Le Centre de réflexion autour de l’entreprise organise, aujourd’hui à Alger, une table ronde durant laquelle les experts auront à intervenir pour apporter des éclairages sur « quelles priorités pour une feuille de route économique de l’Algérie à l’horizon 2022 ? »
Trois panels, indique le Care, seront tenus. Il s’agit des mesures nécessaires pour préserver et régénérer les grands équilibres budgétaires et de la balance des paiements, de la diversification économique, le soutien à l’investissement ainsi que la mise à jour du cadre de gouvernance et éthique des affaires. En termes de chiffres, il y a lieu de préciser, à titre d’exemple, que le solde global de la balance des paiements a affiché un déficit de 15,82 milliards de dollars (mds USD) en 2018. Même inquiétude pour l’équilibre budgétaire dont la réalisation nécessitera, selon les exports, un baril à 116 dollars. Des mises en garde auxquelles s’ajoutent d’autres données confirmant le déficit structurel des réserves de change, un financement conventionnel qui pousse l’inflation, une dégradation des finances publiques, ainsi qu’une dépréciation inédite de la monnaie nationale.
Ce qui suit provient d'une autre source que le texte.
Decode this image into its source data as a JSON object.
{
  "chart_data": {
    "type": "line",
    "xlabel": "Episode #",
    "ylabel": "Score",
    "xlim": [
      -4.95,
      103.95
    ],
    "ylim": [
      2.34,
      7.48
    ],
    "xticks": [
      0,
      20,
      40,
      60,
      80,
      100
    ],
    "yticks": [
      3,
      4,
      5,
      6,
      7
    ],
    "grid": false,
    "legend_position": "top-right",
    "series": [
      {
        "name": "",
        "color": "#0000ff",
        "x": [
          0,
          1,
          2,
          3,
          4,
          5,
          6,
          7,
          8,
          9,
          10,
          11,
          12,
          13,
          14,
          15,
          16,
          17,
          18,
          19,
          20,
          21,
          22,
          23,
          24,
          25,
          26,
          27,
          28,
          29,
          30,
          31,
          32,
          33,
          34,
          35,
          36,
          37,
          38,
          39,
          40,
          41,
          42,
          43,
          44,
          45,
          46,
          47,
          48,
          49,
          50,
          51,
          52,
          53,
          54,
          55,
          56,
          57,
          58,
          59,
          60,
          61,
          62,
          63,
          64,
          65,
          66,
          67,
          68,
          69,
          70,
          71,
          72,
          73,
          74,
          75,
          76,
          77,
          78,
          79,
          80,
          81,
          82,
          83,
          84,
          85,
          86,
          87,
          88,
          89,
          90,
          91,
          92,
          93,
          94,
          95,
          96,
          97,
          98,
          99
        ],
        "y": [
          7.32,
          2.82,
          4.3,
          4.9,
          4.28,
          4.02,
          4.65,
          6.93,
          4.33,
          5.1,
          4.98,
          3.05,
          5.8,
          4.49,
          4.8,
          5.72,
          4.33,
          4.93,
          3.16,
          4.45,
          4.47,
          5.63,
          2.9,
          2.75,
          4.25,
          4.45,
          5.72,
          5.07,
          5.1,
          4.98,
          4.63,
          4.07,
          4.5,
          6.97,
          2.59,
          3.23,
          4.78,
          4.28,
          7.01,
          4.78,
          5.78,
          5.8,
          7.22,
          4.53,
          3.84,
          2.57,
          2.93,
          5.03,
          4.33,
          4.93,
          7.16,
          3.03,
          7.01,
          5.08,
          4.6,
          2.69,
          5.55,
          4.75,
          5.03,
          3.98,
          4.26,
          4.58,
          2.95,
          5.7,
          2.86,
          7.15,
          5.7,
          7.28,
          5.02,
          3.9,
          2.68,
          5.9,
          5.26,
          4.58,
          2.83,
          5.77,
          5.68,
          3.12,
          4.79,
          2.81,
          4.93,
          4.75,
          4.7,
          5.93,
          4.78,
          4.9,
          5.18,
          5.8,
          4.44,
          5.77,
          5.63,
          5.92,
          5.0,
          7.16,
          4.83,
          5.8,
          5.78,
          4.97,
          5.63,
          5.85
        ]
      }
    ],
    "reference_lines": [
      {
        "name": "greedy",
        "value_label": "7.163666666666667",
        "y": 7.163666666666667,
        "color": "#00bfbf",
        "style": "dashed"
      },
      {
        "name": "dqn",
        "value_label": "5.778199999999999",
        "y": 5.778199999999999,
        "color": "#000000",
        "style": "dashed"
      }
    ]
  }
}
Compte tenu de tous ces paramètres, le Care met en avant la nécessité du passage à un régime démocratique et à un cadre de gouvernance politique au service du citoyen et du progrès général du pays.
Sur le plan économique, ajoute le Care, «la dégradation rapide des comptes, le marasme général vécu par les acteurs, et la stagnation économique, sont un sujet d’inquiétude grandissantes». Dans la même optique, le Centre de réflexion autour de l’entreprise indique que «deux décennies de mauvaise gouvernance tournée vers la prédation et l’exploitation rentière des ressources naturelles du pays aboutissent aujourd’hui vers une situation critique, nécessitant des mesures d’urgence, et une absence dramatique de visibilité sur les perspectives économiques et sociales pour les années à venir». A maintes reprises, le Care a appelé à la construction d’un «véritable consensus national sur les réformes économiques à mener et ce, dans la perspective de la libération du potentiel de création et développement des entreprises, la diversification des activités, et l’élaboration d’un modèle de gouvernance économique transparent, responsable et équitable». En effet, la situation aujourd’hui est très préoccupante. Le nombre élevé de problèmes économiques montre clairement l’incohérence de la politique économique de ces dernières années. «La politique dite de financement non conventionnel s’est traduite en politique monétaire accommodante, dans les conditions d’inefficacité de fait du contrôle des changes, en raison de l’incapacité de la Banque d’Algérie à endiguer la fuite des capitaux via la surfacturation flagrante, avait précisé Mohamed Boukhari, économiste. De son côté, Omar Berkouk, expert financier, souligne que la mise en place rapide de la nouvelle gouvernance réclamée par le peuple depuis le 22 février de l’année en cours, «sera légitime pour engager les réformes de structures douloureuses, nécessaires et vitales pour sortir l’économie nationale du modèle prédateur fondé sur la production et la vente des hydrocarbures.